In my project, I'm using argprse to pass arguments and somewhere in script I'm using multiprocessing to do rest of the calculations. Script is working fine if I call it from command prompt
for ex.
"python complete_script.py --arg1=xy --arg2=yz
" .
But after converting it to exe using Pyinstaller using command "pyinstaller --onefile complete_script.py" it throws
error
" error: unrecognized arguments: --multiprocessing-fork 1448"
Any suggestions how could I make this work. Or any other alternative. My goal is to create an exe application which I can call in other system where Python is not installed.
Here are the details of my workstation:
Platform: Windows 10
Python : 2.7.13 <installed using Anaconda>
multiprocessing : 0.70a1
argparse: 1.1
Copied from comment:
def main():
main_parser = argparse.ArgumentParser()
< added up arguments here>
all_inputs = main_parser.parse_args()
wrap_function(all_inputs)
def wrap_function(all_inputs):
<Some calculation here >
distribute_function(<input array for multiprocessing>)
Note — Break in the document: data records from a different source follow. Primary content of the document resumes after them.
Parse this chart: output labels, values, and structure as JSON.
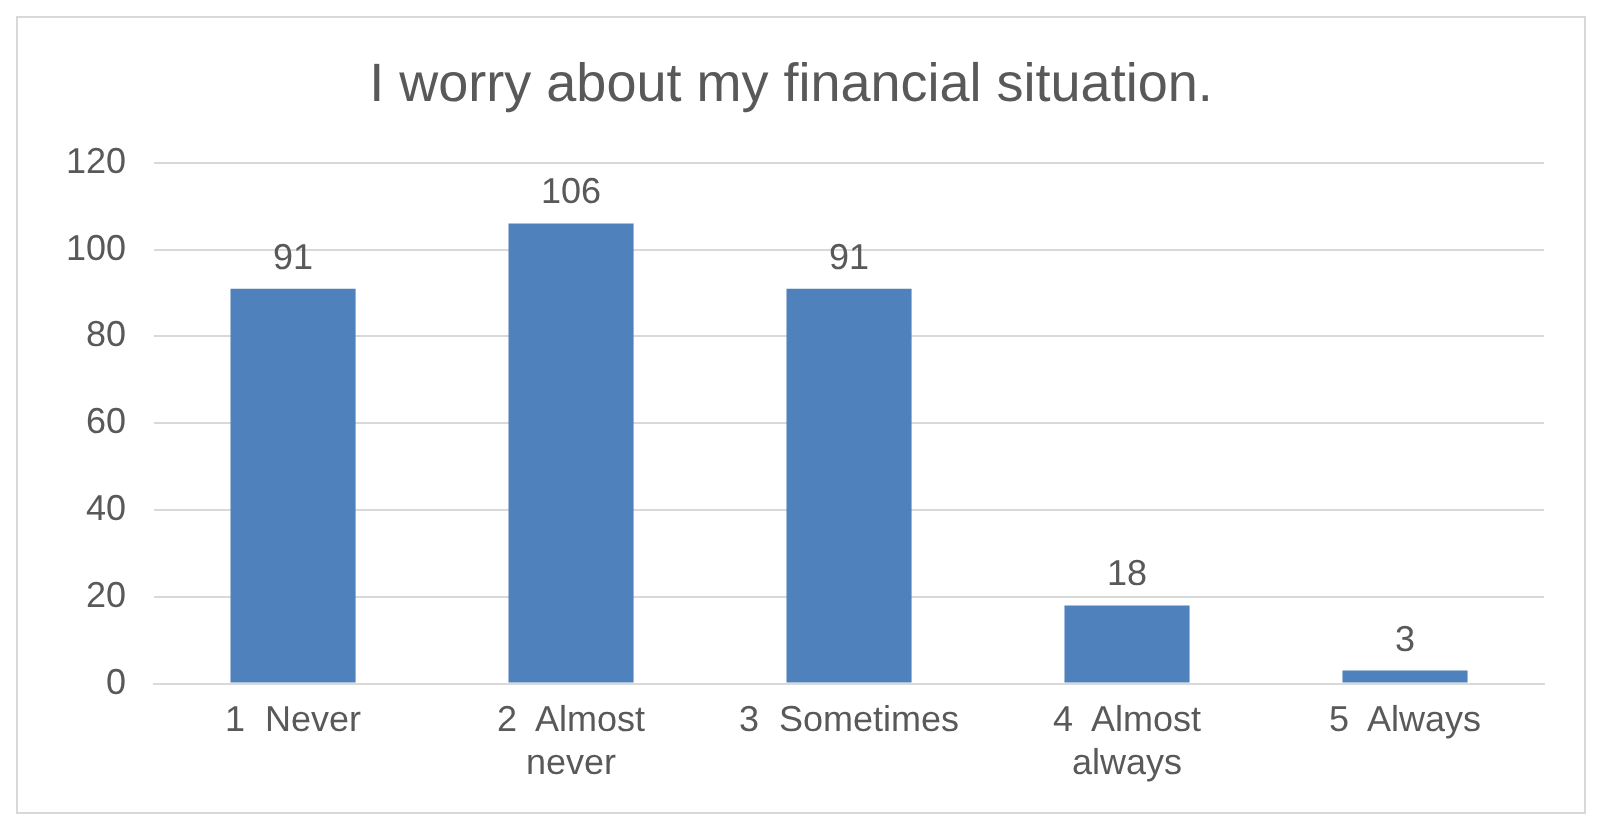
{
  "chart_data": {
    "type": "bar",
    "title": "I worry about my financial situation.",
    "categories": [
      "1  Never",
      "2  Almost never",
      "3  Sometimes",
      "4  Almost always",
      "5  Always"
    ],
    "values": [
      91,
      106,
      91,
      18,
      3
    ],
    "color": "#4f81bd",
    "ylim": [
      0,
      120
    ],
    "yticks": [
      0,
      20,
      40,
      60,
      80,
      100,
      120
    ],
    "grid": "y",
    "data_labels": true
  }
}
def distribute_function(<input array>):
pool = Pool(process = cpu_count)
jobs = [pool.apply_async(target_functions, args = (i,) for i in input_array)]
pool.close()
(A bit late but it can be useful for someone else in the future...)
I had the same problem, after some research I found this multiprocessing pyInstaller recipe that states:
When using the multiprocessing module, you must call
multiprocessing.freeze_support()
straight after the if __name__ == '__main__':
line of the main module.
Please read the Python library manual about multiprocessing.freeze_support for more information.
Adding that line of code solved the problem for me.
I may be explaining the obvious, but you don't give us much information to work with.
python complete_script.py --arg1=xy --arg2=yz
This sort of call tells me that your parser
is setup to accept at least these 2 arguments, ones flagged with '--arg1' and '--arg2'.
The error tells me that this parser (or maybe some other) is also seeing this string:
--multiprocessing-fork 1448
Possibly generated by the multiprocessing code. It would be good to see the usage
part of the error, just to confirm which parser is complaining.
One of my first open source contributions to Python was to enhance the warnings about multiprocessing on Windows.
https://docs.python.org/2/library/multiprocessing.html#windows
Is your parser protected by a if __name__
block? Should this particular parser be called when run in a fork? You probably designed the parser to work when the program is called as a standalone script. But when happens when it is imported?